Marine helos eventually landed outside the camp. Adkins said he and the executive officer went back to the camp to pick up one of the wounded. “When we came back out, we didn’t have a ride, so we had to hit the jungle.”
“This was the night the North Vietnamese had us surrounded. We were in triple canopy,” he said. “We started hearing a noise and then we could see the eyes — about a 400-pound Indonesian tiger was stalking us that night,” but the enemy was more concerned than they were.
“The North Vietnamese soldiers — they backed away from us and gave us room and we were able to get away,” he said.

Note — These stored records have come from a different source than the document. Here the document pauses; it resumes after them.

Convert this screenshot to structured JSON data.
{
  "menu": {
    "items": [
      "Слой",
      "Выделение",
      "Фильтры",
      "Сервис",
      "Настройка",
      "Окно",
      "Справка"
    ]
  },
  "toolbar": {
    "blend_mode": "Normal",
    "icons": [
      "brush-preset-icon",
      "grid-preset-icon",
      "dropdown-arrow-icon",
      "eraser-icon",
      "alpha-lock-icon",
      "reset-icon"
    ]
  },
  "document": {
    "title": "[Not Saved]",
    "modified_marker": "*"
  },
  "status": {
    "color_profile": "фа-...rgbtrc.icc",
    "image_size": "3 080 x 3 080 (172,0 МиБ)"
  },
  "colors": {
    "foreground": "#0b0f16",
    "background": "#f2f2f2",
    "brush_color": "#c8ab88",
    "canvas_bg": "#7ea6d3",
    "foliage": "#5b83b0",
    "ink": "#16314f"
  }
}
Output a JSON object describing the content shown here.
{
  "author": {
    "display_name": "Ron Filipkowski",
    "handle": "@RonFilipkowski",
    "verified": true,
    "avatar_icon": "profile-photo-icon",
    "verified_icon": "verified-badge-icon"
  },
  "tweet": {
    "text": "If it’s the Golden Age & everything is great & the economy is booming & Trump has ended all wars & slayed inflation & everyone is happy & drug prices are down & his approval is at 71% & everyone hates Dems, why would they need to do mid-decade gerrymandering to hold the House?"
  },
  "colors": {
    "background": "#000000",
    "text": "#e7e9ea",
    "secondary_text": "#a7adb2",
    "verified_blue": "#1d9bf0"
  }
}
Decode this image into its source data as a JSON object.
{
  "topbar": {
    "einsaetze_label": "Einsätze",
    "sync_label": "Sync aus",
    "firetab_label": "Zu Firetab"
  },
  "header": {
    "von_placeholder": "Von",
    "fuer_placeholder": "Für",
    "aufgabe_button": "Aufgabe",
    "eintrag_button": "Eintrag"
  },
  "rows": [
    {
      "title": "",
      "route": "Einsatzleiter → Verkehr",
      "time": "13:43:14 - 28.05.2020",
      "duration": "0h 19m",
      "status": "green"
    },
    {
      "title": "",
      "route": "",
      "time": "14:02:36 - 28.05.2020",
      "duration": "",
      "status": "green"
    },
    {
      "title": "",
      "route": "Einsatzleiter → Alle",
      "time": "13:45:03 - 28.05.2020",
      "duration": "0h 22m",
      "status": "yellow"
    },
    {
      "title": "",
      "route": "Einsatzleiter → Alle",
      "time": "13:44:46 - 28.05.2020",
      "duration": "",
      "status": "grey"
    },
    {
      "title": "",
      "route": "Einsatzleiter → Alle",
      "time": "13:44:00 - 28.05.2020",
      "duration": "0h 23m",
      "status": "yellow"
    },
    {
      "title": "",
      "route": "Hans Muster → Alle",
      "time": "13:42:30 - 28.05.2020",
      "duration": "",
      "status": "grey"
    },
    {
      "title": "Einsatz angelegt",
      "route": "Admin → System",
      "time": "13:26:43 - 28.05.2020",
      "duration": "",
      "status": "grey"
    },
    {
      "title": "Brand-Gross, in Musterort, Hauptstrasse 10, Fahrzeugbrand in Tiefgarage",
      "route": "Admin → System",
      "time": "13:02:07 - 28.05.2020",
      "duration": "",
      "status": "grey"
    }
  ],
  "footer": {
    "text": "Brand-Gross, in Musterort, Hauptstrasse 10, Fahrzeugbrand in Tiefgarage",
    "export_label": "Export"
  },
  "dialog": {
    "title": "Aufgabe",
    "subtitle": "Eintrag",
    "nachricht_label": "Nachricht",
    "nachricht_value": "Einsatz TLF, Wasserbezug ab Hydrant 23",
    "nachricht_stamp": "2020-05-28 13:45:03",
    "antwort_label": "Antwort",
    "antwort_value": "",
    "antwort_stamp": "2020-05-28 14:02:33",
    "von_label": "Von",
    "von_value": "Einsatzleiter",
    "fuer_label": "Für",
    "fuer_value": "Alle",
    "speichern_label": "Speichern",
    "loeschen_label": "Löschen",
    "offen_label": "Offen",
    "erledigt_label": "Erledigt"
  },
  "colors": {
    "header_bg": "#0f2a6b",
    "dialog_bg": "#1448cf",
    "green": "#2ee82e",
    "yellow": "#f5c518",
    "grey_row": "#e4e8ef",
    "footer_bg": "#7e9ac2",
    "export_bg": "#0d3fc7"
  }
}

Adkins’ medal citation states: “During the thirty-eight-hour battle and forty-eight hours of escape and evasion, fighting with mortars, machine guns, recoilless rifles, small arms, and hand grenades, it was estimated that Sergeant First Class Adkins killed between 135 and 175 of the enemy while sustaining eighteen different wounds to his body.
“Sergeant First Class Adkins’ extraordinary heroism and selflessness above and beyond the call of duty are in keeping with the highest traditions of the military service and reflect great credit upon himself, Detachment A-102, 5th Special Forces Group, 1st Special Forces and the United States Army,” the citation concludes.
Adkins was awarded the Distinguished Service Cross for his actions in the A Shau. During his three tours in Vietnam, he also earned two Bronze Stars with Combat “V” device and three Purple Hearts.
Forty-eight years later, President Barack Obama approved the upgrade of Adkins’ DSC to the Medal of Honor.
At the White House ceremony in 2014, Obama said, “I have to be honest. Bennie performed so many acts of bravery, we actually don’t have time to list them all. Bennie ran into enemy fire again and again.”
Obama said Adkins told him that the enemy “was more scared of that tiger than they were of us.”
Adkins retired from the military in 1978. He earned a college degree and two masters degrees from Troy State University and ran his own accounting firm.
Now he heads the Bennie G. Adkins Foundation, which raises funds for scholarships for enlisted Special Forces troops transitioning to civilian life.
He stressed that the proceeds from the book and the fund-raising for the foundation “is not for me. The funding is for doing scholarships. Looks like this year we’ll probably do 25 scholarships.”
Adkins doesn’t talk much about his third and last tour in Vietnam in 1971, which was with the clandestine “Studies and Observation Group (SOG),” a mix of Special Forces, SEALs, other commando units and CIA operatives that ran missions behind enemy lines and in Laos and Cambodia.
When asked if he had ever returned to Vietnam, Adkins laughed and said he hadn’t.
“I don’t know if there’s anything to it or not, but I heard they had a poster — so much for me dead or alive — and that warrant may still be good. So, no, I haven’t been back.”